There is an urban legend about the influence of the unique acoustic conditions of the Concertgebouw over its resident orchestra. According to it, the building’s warm resonant acoustics has taught those musicians to produce rich yet lightweight sounds; otherwise, the results could be rather tangled and unclear. So I was told in Amsterdam.
I had seen the Concertgebouw orchestra previously in Rio in a completely uneventful R. Strauss’s Metamorphosen + Mahler 5th bill, when the orchestra sounded plainly speaking opaque and grey-toned. But then the dry acoustics of Rio’s Theatro Municipal could be responsible for the debacle. A couple of years later, I had the pleasure to witness a Ravel/Stravinsky programme with the famous Dutch orchestra in their own hall – and I was simply overwhelmed by its absolute clarity and beauty of tone.
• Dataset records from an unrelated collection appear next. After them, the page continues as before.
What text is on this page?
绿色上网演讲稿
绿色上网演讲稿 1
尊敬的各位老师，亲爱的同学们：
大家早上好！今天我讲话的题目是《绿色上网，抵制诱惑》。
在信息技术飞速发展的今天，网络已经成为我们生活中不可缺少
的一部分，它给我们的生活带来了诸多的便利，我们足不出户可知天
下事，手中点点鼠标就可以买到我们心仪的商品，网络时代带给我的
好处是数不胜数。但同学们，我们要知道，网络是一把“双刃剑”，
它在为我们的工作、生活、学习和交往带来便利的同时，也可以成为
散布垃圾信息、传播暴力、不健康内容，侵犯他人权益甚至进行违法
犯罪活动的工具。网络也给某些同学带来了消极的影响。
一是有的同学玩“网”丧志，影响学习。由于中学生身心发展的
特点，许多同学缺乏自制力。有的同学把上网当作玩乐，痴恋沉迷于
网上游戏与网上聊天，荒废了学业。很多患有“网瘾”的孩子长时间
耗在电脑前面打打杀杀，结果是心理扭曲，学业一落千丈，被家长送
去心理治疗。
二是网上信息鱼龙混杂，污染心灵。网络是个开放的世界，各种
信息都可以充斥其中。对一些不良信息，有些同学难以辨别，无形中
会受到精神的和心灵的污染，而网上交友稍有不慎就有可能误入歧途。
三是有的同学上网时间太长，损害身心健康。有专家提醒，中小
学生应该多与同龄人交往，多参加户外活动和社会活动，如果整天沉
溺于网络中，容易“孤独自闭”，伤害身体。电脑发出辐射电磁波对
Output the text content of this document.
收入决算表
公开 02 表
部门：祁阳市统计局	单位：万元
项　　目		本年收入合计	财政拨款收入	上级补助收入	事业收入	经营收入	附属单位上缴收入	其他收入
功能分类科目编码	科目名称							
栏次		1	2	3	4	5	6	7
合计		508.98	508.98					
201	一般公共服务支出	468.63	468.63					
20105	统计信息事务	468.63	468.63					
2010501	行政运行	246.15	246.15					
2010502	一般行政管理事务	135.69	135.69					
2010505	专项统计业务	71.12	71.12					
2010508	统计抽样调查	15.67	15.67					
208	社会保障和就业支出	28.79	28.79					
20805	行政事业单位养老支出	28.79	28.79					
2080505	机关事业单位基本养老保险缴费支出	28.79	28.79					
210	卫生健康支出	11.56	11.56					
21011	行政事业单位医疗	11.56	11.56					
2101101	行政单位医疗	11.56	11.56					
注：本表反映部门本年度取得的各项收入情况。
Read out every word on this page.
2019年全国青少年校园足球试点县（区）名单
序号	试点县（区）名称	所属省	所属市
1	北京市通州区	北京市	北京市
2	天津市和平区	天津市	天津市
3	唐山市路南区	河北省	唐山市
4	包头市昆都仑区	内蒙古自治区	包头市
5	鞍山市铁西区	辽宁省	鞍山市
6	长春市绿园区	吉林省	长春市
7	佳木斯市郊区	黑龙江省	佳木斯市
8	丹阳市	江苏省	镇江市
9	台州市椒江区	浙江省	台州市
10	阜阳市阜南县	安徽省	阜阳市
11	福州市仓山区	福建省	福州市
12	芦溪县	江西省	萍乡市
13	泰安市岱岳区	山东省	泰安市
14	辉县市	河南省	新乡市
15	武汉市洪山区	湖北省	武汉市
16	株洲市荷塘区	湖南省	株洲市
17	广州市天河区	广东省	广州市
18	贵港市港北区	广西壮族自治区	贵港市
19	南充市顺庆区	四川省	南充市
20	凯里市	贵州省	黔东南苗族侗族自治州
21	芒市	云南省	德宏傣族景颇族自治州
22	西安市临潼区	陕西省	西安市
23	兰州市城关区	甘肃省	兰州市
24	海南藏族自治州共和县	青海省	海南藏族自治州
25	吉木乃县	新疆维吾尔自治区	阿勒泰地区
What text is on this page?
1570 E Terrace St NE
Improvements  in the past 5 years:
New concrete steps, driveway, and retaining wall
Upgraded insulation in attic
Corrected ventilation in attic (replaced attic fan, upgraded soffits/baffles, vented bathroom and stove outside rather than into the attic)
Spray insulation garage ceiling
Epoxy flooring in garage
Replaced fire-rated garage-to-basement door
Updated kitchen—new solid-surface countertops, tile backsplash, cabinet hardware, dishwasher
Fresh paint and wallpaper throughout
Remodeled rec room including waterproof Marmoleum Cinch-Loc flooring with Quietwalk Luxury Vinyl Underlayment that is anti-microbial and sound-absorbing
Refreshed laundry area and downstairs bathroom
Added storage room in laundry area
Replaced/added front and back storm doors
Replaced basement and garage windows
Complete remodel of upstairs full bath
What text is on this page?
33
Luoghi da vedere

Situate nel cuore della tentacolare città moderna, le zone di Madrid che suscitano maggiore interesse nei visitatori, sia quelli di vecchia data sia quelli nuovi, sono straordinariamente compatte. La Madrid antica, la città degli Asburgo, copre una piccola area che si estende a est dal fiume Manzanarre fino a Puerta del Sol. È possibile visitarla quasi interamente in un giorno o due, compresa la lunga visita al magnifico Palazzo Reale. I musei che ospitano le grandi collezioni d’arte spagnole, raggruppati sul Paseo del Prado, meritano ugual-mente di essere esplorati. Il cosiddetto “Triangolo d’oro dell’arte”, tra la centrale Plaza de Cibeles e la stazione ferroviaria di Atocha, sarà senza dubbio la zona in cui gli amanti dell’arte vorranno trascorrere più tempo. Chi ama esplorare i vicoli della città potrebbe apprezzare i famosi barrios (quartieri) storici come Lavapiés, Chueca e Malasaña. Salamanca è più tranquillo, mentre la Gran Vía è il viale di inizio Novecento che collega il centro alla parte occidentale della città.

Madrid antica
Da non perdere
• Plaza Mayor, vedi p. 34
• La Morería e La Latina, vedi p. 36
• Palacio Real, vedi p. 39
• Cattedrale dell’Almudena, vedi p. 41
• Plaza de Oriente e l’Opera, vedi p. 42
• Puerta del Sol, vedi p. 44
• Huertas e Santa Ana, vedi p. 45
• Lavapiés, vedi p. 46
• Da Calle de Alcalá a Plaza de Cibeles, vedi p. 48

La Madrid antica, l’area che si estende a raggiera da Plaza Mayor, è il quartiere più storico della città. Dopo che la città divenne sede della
That was eight years ago.
Since then, I have sampled the Concertgebouw only through recordings – until today, when the fabulous orchestra more than fulfilled my expectations – it went far beyond. Under the admirable conductor Mariss Jansons, the orchestra shines at its best.
I have chosen a programme quite unusual for my traditional “German” concert preferences. Although Debussy’s La Mer and Berlioz’s Symphonie Fantastique are hardly “unusual” repertoire, these are pieces I have seldom heard in live performances. Therefore, I cannot expertly compare today’s concert with any particular one, but I don’t really feel I need it.
In Jansons’s hands, the orchestra poured liquid crystalline sounds in Debussy’s score, every tiny detail played to its perfect effect. The violins’ pianissimo playing could make even the Vienna Philharmonic envy. However, even that kaleidoscopic Debussy could not prepare the audience to the flashing performance of Berlioz’s masterpiece. There the orchestra proved to have amazing consistence of tonal beauty through the complete dynamic range. Although Berlioz saw himself as a classical composer, scholars would rather label him as “proto-Romantic”. That dichotomy, however, was not a problem for Jansons, who took advantage of both full-toned Romantic orchestral sonorities and hallmark classical transparence with perfectly blended woodwind. The waltz rhythms in the second movement revealed Viennese grace, the third movement featured organic coherence between the bucolic and tempestuous elements, the fourth movement was a showcase of dynamic control and the fifth benefited from an extremely wide-ranging tonal palette. An unforgettable performance.